With all the passing records, accolades and heady stats amassed by Fort Bragg quarterback Kaylor Sullivan, crowning the 6-foot-3, 195-pound senior the All-Empire small schools football offensive player of the year was a mere formality.
However, even the lack of suspense doesn’t diminish the fact that the POY award caps a season by Sullivan that is unquestionably among the best for a quarterback in the history of the Redwood Empire. Opposing coaches knew their defenses were in for a long night when they played Fort Bragg over the past two seasons.
“I was impressed with Sullivan’s maturity. He never made a bad decision,” Cloverdale coach Chad Prieskorn said. “The way he ran that spread offense was really impressive. The success that kid had at a small school is mind-boggling.”
Middletown coach Bill Foltmer said: “Sullivan is one of the top quarterbacks I have faced in my 35 years of coaching football.”
The case for Sullivan being named the offensive POY hinged not only on his stratospheric numbers but also his intangibles.
“Sullivan was a general out there and was the main reason Fort Bragg was so successful,” Prieskorn said. “I know he will succeed wherever he goes. He will find a way to win.”
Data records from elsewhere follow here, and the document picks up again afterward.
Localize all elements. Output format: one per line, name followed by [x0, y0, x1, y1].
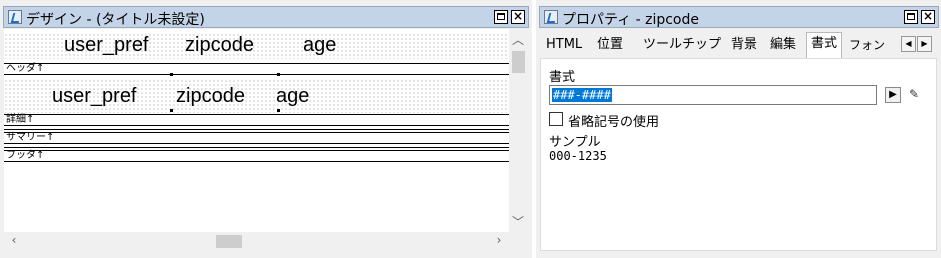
divider	[4, 147, 509, 148]
sample-label: サンプル	[549, 135, 601, 150]
section-summary-label[interactable]: サマリー↑	[4, 132, 509, 144]
divider	[4, 129, 509, 130]
maximize-icon[interactable]	[904, 10, 918, 24]
horizontal-scrollbar[interactable]: ‹ ›	[4, 232, 509, 250]
detail-field-user-pref[interactable]: user_pref	[52, 85, 137, 108]
close-icon[interactable]: ×	[921, 10, 935, 24]
property-window: プロパティ - zipcode × HTML 位置 ツールチップ 背景 編集 書…	[536, 0, 941, 258]
property-tabs: HTML 位置 ツールチップ 背景 編集 書式 フォン ◀ ▶	[540, 32, 937, 58]
section-header-label[interactable]: ヘッダ↑	[4, 63, 509, 75]
horizontal-scroll-thumb[interactable]	[216, 235, 242, 248]
tab-position[interactable]: 位置	[597, 34, 623, 56]
design-titlebar[interactable]: デザイン - (タイトル未設定) ×	[3, 6, 529, 28]
tab-tooltip[interactable]: ツールチップ	[643, 34, 721, 56]
abbrev-checkbox[interactable]	[549, 112, 563, 126]
field-marker	[170, 73, 173, 76]
tab-font[interactable]: フォン	[849, 34, 885, 56]
format-input[interactable]: ###-####	[549, 85, 877, 105]
maximize-icon[interactable]	[494, 10, 508, 24]
vertical-scroll-thumb[interactable]	[512, 51, 525, 73]
tab-background[interactable]: 背景	[731, 34, 757, 56]
scroll-up-icon[interactable]: ︿	[510, 31, 526, 48]
property-title: プロパティ - zipcode	[562, 12, 699, 28]
close-icon[interactable]: ×	[511, 10, 525, 24]
sample-value: 000-1235	[549, 149, 607, 163]
scroll-right-icon[interactable]: ›	[491, 233, 507, 247]
edit-icon[interactable]: ✎	[906, 87, 922, 103]
detail-field-age[interactable]: age	[276, 85, 309, 108]
header-field-user-pref[interactable]: user_pref	[64, 34, 149, 57]
abbrev-label[interactable]: 省略記号の使用	[568, 111, 659, 130]
tab-html[interactable]: HTML	[546, 34, 582, 56]
header-field-zipcode[interactable]: zipcode	[185, 34, 254, 57]
tab-scroll-right-icon[interactable]: ▶	[917, 36, 932, 52]
section-footer-label[interactable]: フッタ↑	[4, 150, 509, 162]
design-canvas[interactable]: user_pref zipcode age ヘッダ↑ user_pref zip…	[4, 29, 509, 233]
window-icon	[544, 10, 558, 24]
tab-edit[interactable]: 編集	[770, 34, 796, 56]
header-field-age[interactable]: age	[303, 34, 336, 57]
scroll-down-icon[interactable]: ﹀	[510, 213, 526, 230]
field-marker	[277, 109, 280, 112]
detail-field-zipcode[interactable]: zipcode	[176, 85, 245, 108]
format-panel: 書式 ###-#### ▶ ✎ 省略記号の使用 サンプル 000-1235	[540, 58, 937, 251]
arrow-right-icon[interactable]: ▶	[885, 87, 901, 103]
design-title: デザイン - (タイトル未設定)	[26, 12, 205, 28]
window-icon	[8, 10, 22, 24]
section-detail-label[interactable]: 詳細↑	[4, 114, 509, 126]
field-marker	[170, 109, 173, 112]
tab-scroll-left-icon[interactable]: ◀	[901, 36, 916, 52]
vertical-scrollbar[interactable]: ︿ ﹀	[509, 29, 527, 232]
design-window: デザイン - (タイトル未設定) × user_pref zipcode age…	[0, 0, 532, 258]
detail-band[interactable]: user_pref zipcode age	[4, 79, 509, 113]
tab-format[interactable]: 書式	[806, 32, 843, 58]
property-titlebar[interactable]: プロパティ - zipcode ×	[539, 6, 939, 28]
field-marker	[277, 73, 280, 76]
header-band[interactable]: user_pref zipcode age	[4, 33, 509, 59]
format-input-value: ###-####	[552, 88, 612, 102]
format-label: 書式	[549, 70, 576, 85]
scroll-left-icon[interactable]: ‹	[6, 233, 22, 247]
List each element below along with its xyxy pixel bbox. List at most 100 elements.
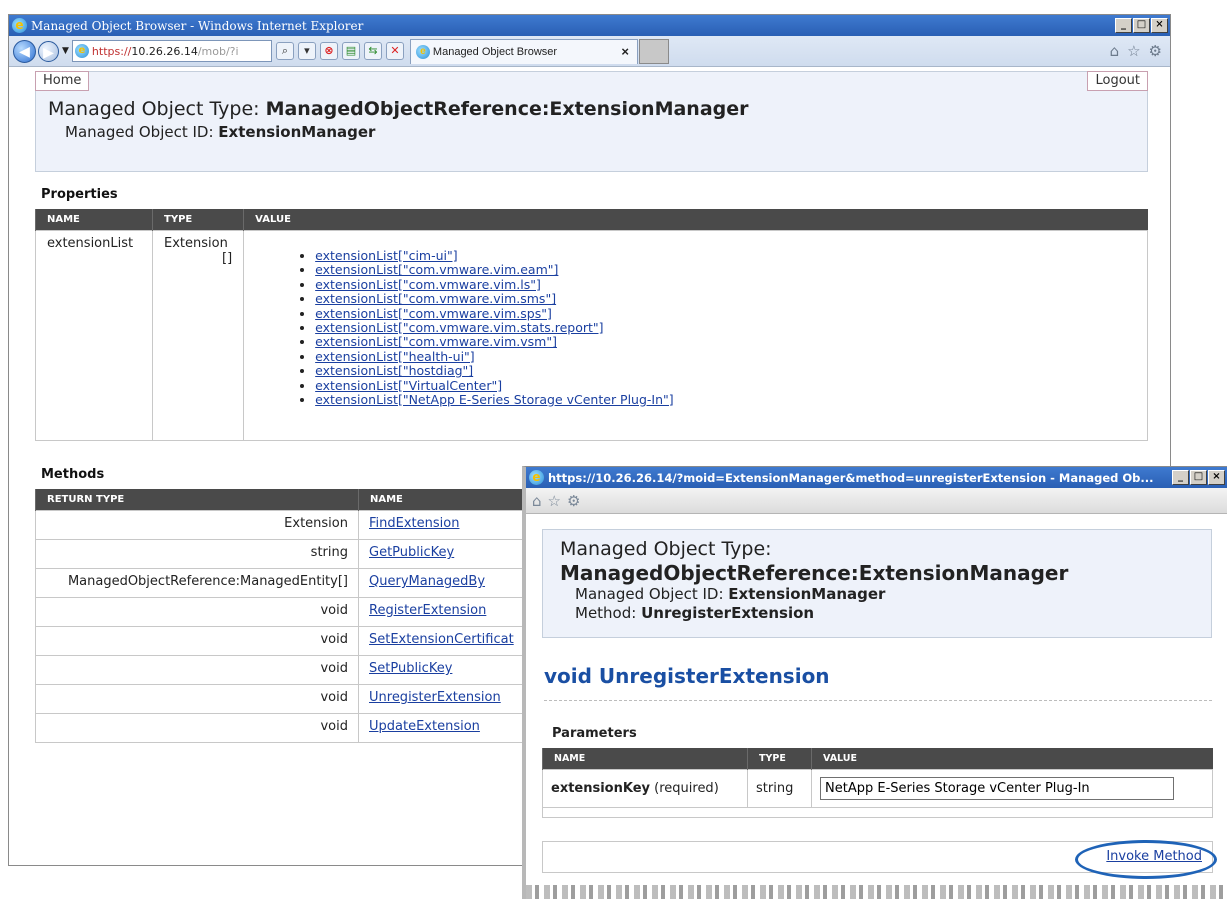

According to MaxPreps.com, Sullivan’s final rankings among California prep quarterbacks for the 2015 season are as follows:
1st in average yards passing per game (349)
1st in completions per game (24.5)
1st in total yards per game (392)
2nd in completions for the season (294)
3rd in passing yards for the season (4,192)
3rd in total yards for the season (4,706)
“First in the state in passing yards and total yards, that is pretty unbelievable,” Fort Bragg coach Roy Perkins said. “His numbers are staggering. Kaylor has changed the game here over the past two years.”
Sullivan also set a single-game Redwood Empire record with 539 yards passing in a win over Willits this season. For his career, Sullivan completed 521 of 806 attempts for 7,487 yards with 81 touchdown passes in 22 games.
In a modest manner, Sullivan doesn’t shy away from discussing his records but said that wasn’t his main focus.
“The records are cool, but at the end of the day it’s not really about you. The best part of it all was playing football with my friends,” Sullivan said. “My offensive line and receivers, we all know each other. We are kind of like brothers.”
No doubt Sullivan’s achievements are impressive, including a game in 2014 when Sullivan threw eight touchdown passes against Encina Prep of Sacramento in one half, setting a California state record and tying a national mark and drawing wide attention to Fort Bragg.
But the records and gaudy numbers aren’t the only aspects of Sullivan’s game that will leave an indelible impression on Perkins, teammates and opponents.
Perkins said Sullivan had great dedication to his team, a hardy work ethic and was able to handle the pressure on a weekly basis when defenses devised every scheme imaginable to stop him.
“Kaylor is incredibly competitive,” Perkins said. “The bigger the stage and the more pressure there was on him, the better he did.”